7 Maret 2005 | 00.00 WIB

Dunia Kepalan, Nyali, dan Rasa Hormat
Perbesar

Baca berita dengan sedikit iklan, klik di sini

Rope Burns: Stories from the Corner Penulis: F.X. Toole
Ecco Press, 2000, 237 halaman.

Street fighting could be lethal, boxing is designed to be lethal

—F.X. Toole

Bertinju itu seperti menulis. Ada kekuatan gaib dalam pertarungan, kesanggupan, keterampilan, dan rasa sakitnya. Selain itu, risikonya juga demikian besar sehingga yang menempuh jalan ini pasti akan menghargai dirinya sendiri sepanjang sisa hidupnya. Itulah keyakinan Francis Xavier Toole yang tertuang dalam pengantar buku pertamanya, Rope Burns. Pernyataan ini bukan untuk gagah-gagahan. Rope, kumpulan cerpen tentang seluk-beluk dunia tinju profesional, terbit pada tahun 2000 ketika usia Toole sudah 70 tahun. Ia ”menunggu” 50 tahun untuk menyelesaikan buku ini.

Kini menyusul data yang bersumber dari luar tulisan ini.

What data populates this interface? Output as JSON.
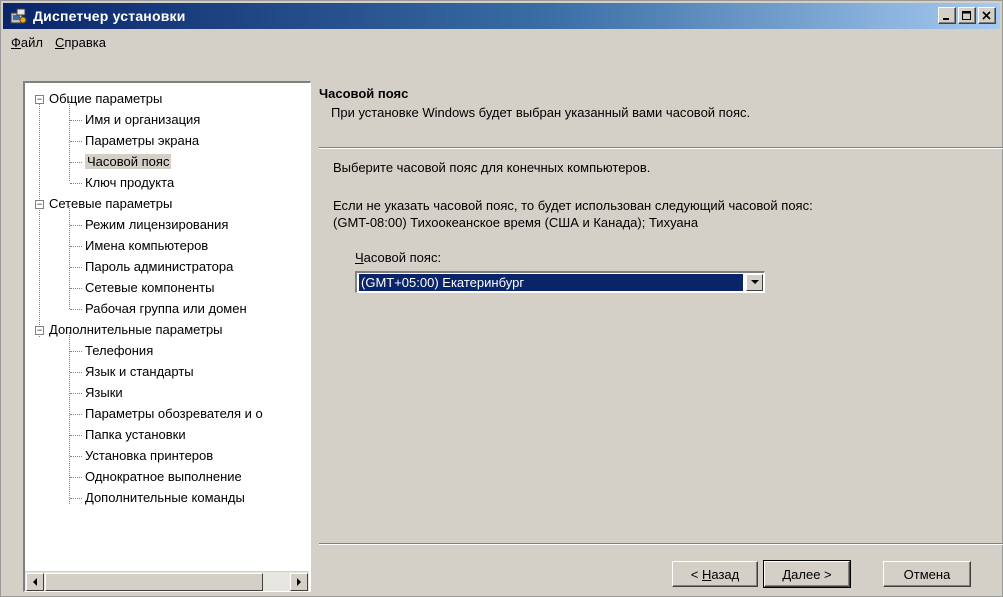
{
  "window": {
    "title": "Диспетчер установки"
  },
  "menu": [
    {
      "label_ul": "Ф",
      "label_rest": "айл"
    },
    {
      "label_ul": "С",
      "label_rest": "правка"
    }
  ],
  "tree": {
    "groups": [
      {
        "label": "Общие параметры",
        "expanded": true,
        "items": [
          "Имя и организация",
          "Параметры экрана",
          "Часовой пояс",
          "Ключ продукта"
        ]
      },
      {
        "label": "Сетевые параметры",
        "expanded": true,
        "items": [
          "Режим лицензирования",
          "Имена компьютеров",
          "Пароль администратора",
          "Сетевые компоненты",
          "Рабочая группа или домен"
        ]
      },
      {
        "label": "Дополнительные параметры",
        "expanded": true,
        "items": [
          "Телефония",
          "Язык и стандарты",
          "Языки",
          "Параметры обозревателя и о",
          "Папка установки",
          "Установка принтеров",
          "Однократное выполнение",
          "Дополнительные команды"
        ]
      }
    ],
    "selected": "Часовой пояс"
  },
  "page": {
    "title": "Часовой пояс",
    "subtitle": "При установке Windows будет выбран указанный вами часовой пояс.",
    "instruction": "Выберите часовой пояс для конечных компьютеров.",
    "note_line1": "Если не указать часовой пояс, то будет использован следующий часовой пояс:",
    "note_line2": "(GMT-08:00) Тихоокеанское время (США и Канада); Тихуана",
    "field_label_ul": "Ч",
    "field_label_rest": "асовой пояс:",
    "timezone_value": "(GMT+05:00) Екатеринбург"
  },
  "buttons": {
    "back_prefix": "< ",
    "back_ul": "Н",
    "back_rest": "азад",
    "next_ul": "Д",
    "next_rest": "алее >",
    "cancel": "Отмена"
  }
}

Penantian Toole tak sia-sia. Betul, sebagai penulis, ia adalah ”pemula”. Tetapi pengalaman hidupnya yang kaya, dan terlebih-lebih autentik, tak bisa dibandingkan dengan penulis lain—Norman Mailer, misalnya—yang mencoba menulis tentang tinju. Pengetahuan Toole akan tinju ngelotok layaknya kamus. Ia pernah 20 tahun menjadi pelatih dan juga cut man, orang yang bertugas menghentikan perdarahan petinju dalam pertarungan profesional.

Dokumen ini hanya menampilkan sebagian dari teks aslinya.